By Brittany Bernstein, National Review
Lia Thomas, a record-setting transgender University of Pennsylvania swimmer, addressed the controversy around the participation of a male swimmer on the women’s swim team, saying in a newly published interview, “I’m a woman, just like anybody else on the team.”
Thomas, who competed on Penn’s mens team for three years, has ruffled feathers this season as the swimmer set pool, school, and Ivy League records. Critics have pointed out that Thomas has an unfair biological advantage from years of competing as a man.
One Penn parent told Sports Illustrated that while “Lia is a human being who deserves to be treated with respect and dignity,” that it is “not transphobic to say I disagree with where she’s swimming.”
Thomas told the magazine that argument is disingenuous: “The very simple answer is that I’m not a man.”
“I’m a woman, so I belong on the women’s team. Trans people deserve that same respect every other athlete gets,” Thomas said.

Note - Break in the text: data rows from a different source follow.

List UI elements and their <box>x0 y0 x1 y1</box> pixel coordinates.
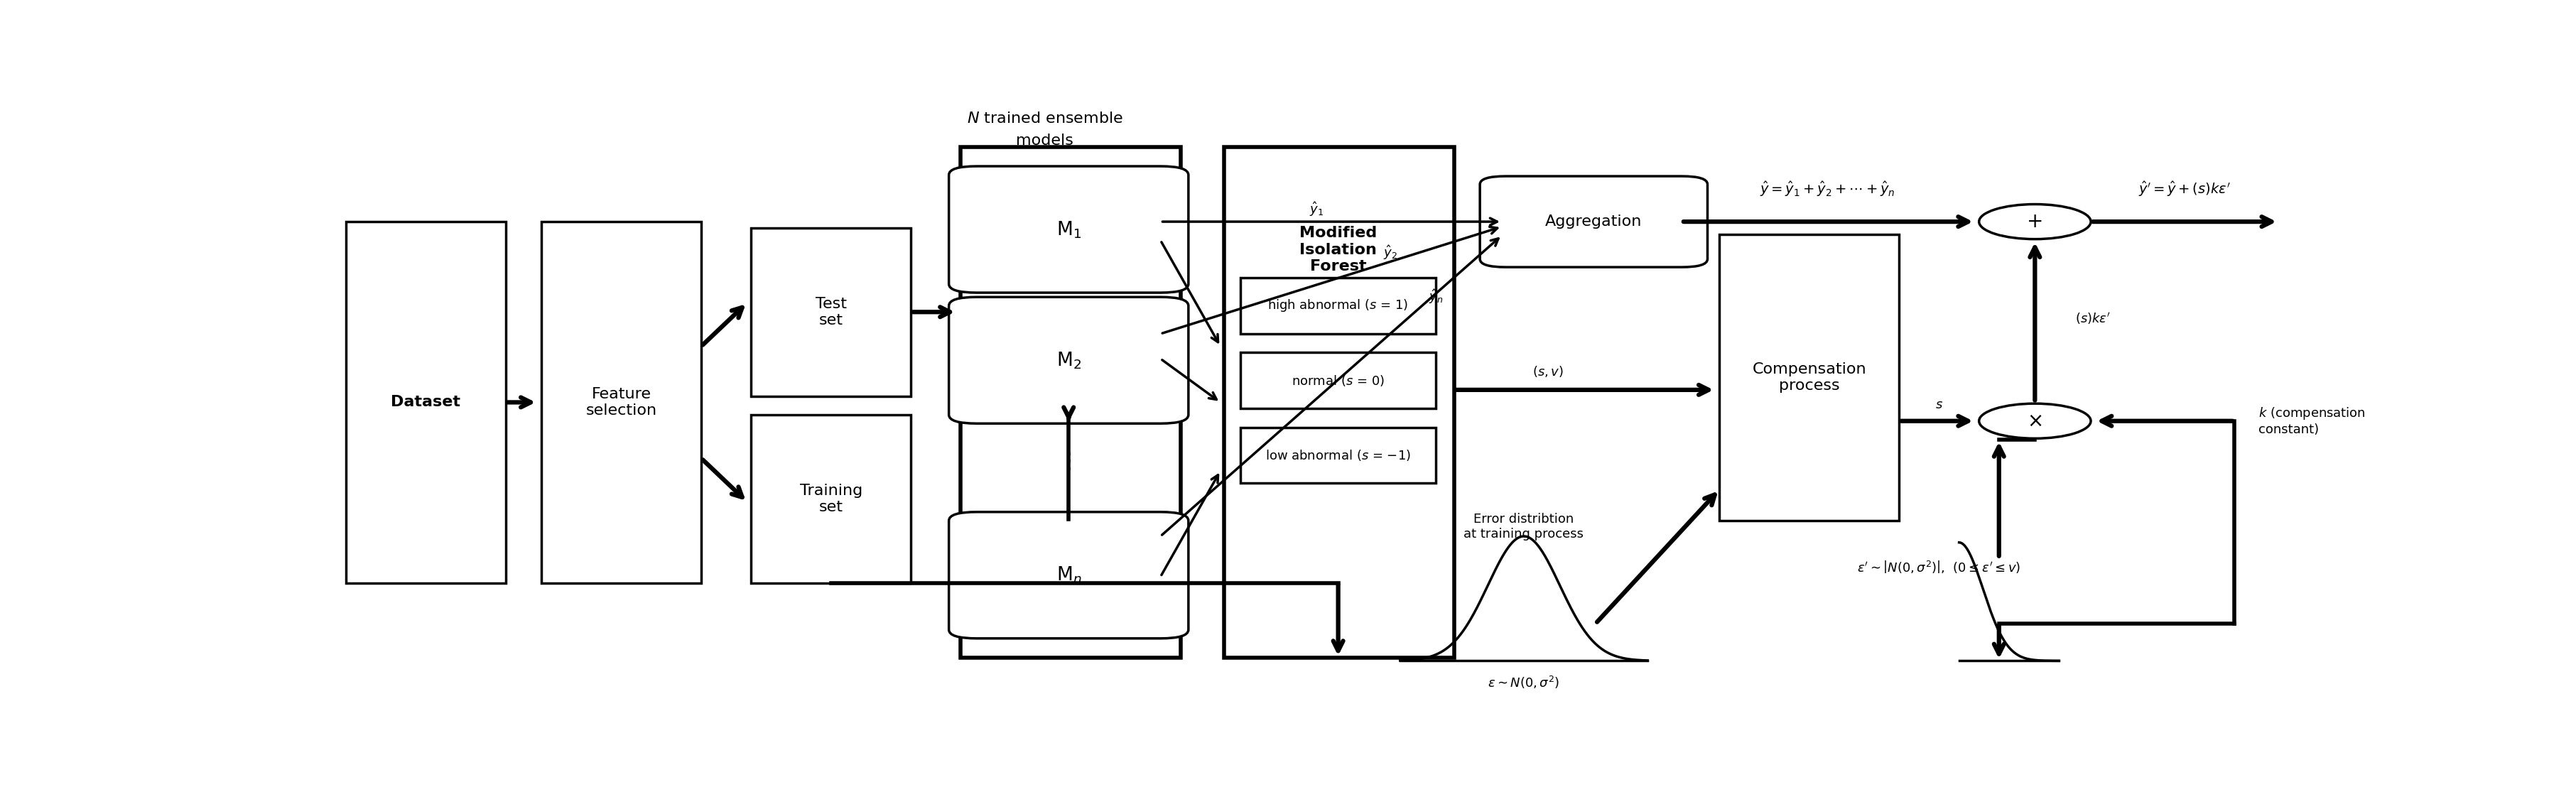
Text: Feature
selection: Feature selection <box>585 387 657 417</box>
Text: high abnormal ($s$ = 1): high abnormal ($s$ = 1) <box>1267 298 1409 314</box>
Text: $\hat{y}' = \hat{y} + (s)k\varepsilon'$: $\hat{y}' = \hat{y} + (s)k\varepsilon'$ <box>2138 180 2231 198</box>
Text: $\varepsilon' \sim \left|N(0, \sigma^2)\right|$,  $(0 \leq \varepsilon' \leq v)$: $\varepsilon' \sim \left|N(0, \sigma^2)\… <box>1857 560 2020 575</box>
FancyBboxPatch shape <box>948 166 1188 293</box>
FancyBboxPatch shape <box>948 297 1188 423</box>
Bar <box>1242 277 1435 334</box>
Text: Error distribtion
at training process: Error distribtion at training process <box>1463 513 1584 540</box>
Bar <box>1721 234 1899 521</box>
FancyBboxPatch shape <box>1479 176 1708 267</box>
Bar <box>752 228 912 396</box>
Bar <box>752 415 912 583</box>
Text: M$_1$: M$_1$ <box>1056 219 1082 240</box>
Text: $N$ trained ensemble: $N$ trained ensemble <box>966 112 1123 126</box>
Text: $s$: $s$ <box>1935 398 1942 411</box>
Text: $\hat{y}_n$: $\hat{y}_n$ <box>1430 288 1443 305</box>
Text: Test
set: Test set <box>817 297 848 328</box>
Text: $\hat{y} = \hat{y}_1 + \hat{y}_2 + \cdots + \hat{y}_n$: $\hat{y} = \hat{y}_1 + \hat{y}_2 + \cdot… <box>1759 180 1896 198</box>
Text: $\varepsilon \sim N(0, \sigma^2)$: $\varepsilon \sim N(0, \sigma^2)$ <box>1489 675 1561 691</box>
Text: Modified
Isolation
Forest: Modified Isolation Forest <box>1298 227 1378 273</box>
Bar <box>1242 353 1435 409</box>
Text: Aggregation: Aggregation <box>1546 214 1641 229</box>
Circle shape <box>1978 404 2092 438</box>
Text: $\hat{y}_1$: $\hat{y}_1$ <box>1309 201 1324 218</box>
Text: low abnormal ($s$ = $-$1): low abnormal ($s$ = $-$1) <box>1265 448 1412 463</box>
Bar <box>1242 427 1435 483</box>
Text: Dataset: Dataset <box>392 396 461 409</box>
FancyBboxPatch shape <box>948 512 1188 638</box>
Bar <box>345 222 505 583</box>
Bar <box>541 222 701 583</box>
Text: models: models <box>1015 133 1074 148</box>
Text: ×: × <box>2027 411 2043 431</box>
Text: M$_2$: M$_2$ <box>1056 350 1082 371</box>
Text: +: + <box>2027 212 2043 231</box>
Text: normal ($s$ = 0): normal ($s$ = 0) <box>1291 374 1386 388</box>
Text: M$_n$: M$_n$ <box>1056 565 1082 586</box>
Text: $k$ (compensation
constant): $k$ (compensation constant) <box>2259 406 2365 436</box>
Text: ⋮: ⋮ <box>1059 451 1079 472</box>
Bar <box>961 147 1180 658</box>
Bar <box>1224 147 1453 658</box>
Text: Compensation
process: Compensation process <box>1752 362 1868 392</box>
Text: $\hat{y}_2$: $\hat{y}_2$ <box>1383 244 1396 261</box>
Circle shape <box>1978 204 2092 239</box>
Text: Training
set: Training set <box>799 484 863 515</box>
Text: $(s)k\varepsilon'$: $(s)k\varepsilon'$ <box>2074 311 2110 326</box>
Text: $(s, v)$: $(s, v)$ <box>1533 364 1564 379</box>
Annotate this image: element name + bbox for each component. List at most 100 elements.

Thomas, who had previously only spoken publicly to swimming-news website SwimSwam, claims swimming is not about winning or setting records: “I get into the water every day and do my best.”
Thomas also denied media reports that Thomas has an attitude, including that the swimmer jokes about how easy it is to win races, that Thomas purposely swam slowly at a meet against Iszac Henig, a trans man who swims on Yale’s women’s team; and that Thomas is the self-proclaimed “Jackie Robinson of trans sports.”
Of 37 swimmers on the team, sources told Sports Illustrated that six to eight of the swimmers are adamant supporters of Thomas while half the team opposes Thomas competing against women and the rest have disengaged from the debate.